Anyway, back to magnanimity, which Aristotle characterized as "the jewel of all the virtues," since at any particular moment it turns toward "the greater possibility of the human potentiality for being" (Pieper).
Having said that, if magnanimity is detached from humility, it can tend toward grandiosity, presumptuousness, and a promethean glorification of man only. Put it this way: if man is capable of great things, it is only because he is endowed by the Creator with a soul and spirit to aspire to truly great things (aspire is related to spirit).
Excuse me a moment.....
Little insulin reaction there. D'oh! That's the last time I'll take humalog (rapidly acting insulin) first thing in the morning. I've been fooling around with my regimen, seeing if I can get my A1c (the best measure of diabetic control) even lower than 5.3, which is probably impossible. Anyway, back on the record.
Here is how Pieper describes it: "Man's worth, as that of being possessed of a soul, consists solely in this: that, by his own free decision, he knows and acts in accordance with the reality of his nature -- that is, in truth." So the loss of supernatural hope entails the loss of O.

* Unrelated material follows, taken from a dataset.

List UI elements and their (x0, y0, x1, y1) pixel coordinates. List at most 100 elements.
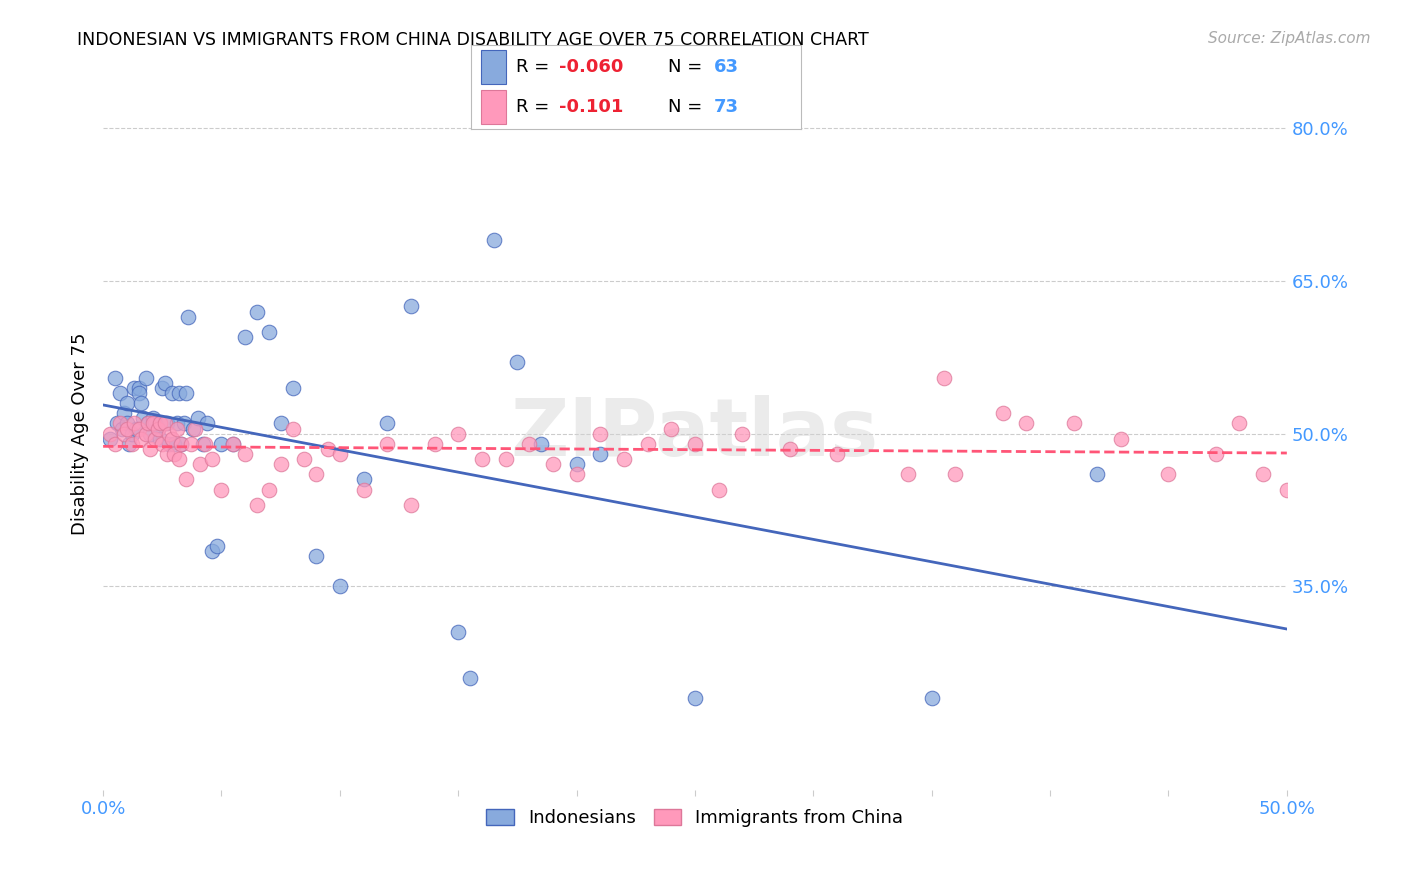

You might say that faith and hope are the penumbra of O. They are "implanted in human nature as natural inclinations," -- although I suppose it would be technically more accurate to say that these are transnatural inclinations, or tacit foreknowledge of the as-yet-undiscovered reality of O. Faith and hope are like "empty categories" to be filled by experiential knowledge of O, or what a Raccoon calls (n).
If magnanimity is working as it should, and our aspiration to great things is resulting in "closer proximity" to the Great Thing, or O, it should automatically result in humility, since one recognizes, first, that no genuine progress is possible in the absence of O, and second, the inconceivable distance between man and God, or (•) and O. Truly, the closer one is, the further away.
If humility is not operative, then pride and hubris come to the forefront, and then comes the fall, all over again. But to paraphrase Unknown Friend, when we fall in this manner, it is only back down to the ground, our ground, that is, the human station, which we never left anyway. And which is great enough as it is without making oneself a god.
So, it is no paradox at all to affirm that hope involves the humble aspiration to to greatness -- or to be a little big man.
Great Danes are like this, which is a big part of their charm. Simultaneously majestic, and yet, oh-so humble, even verging on low self esteem. Little Big Dog:
We are not worthy of a belly rub from the Master!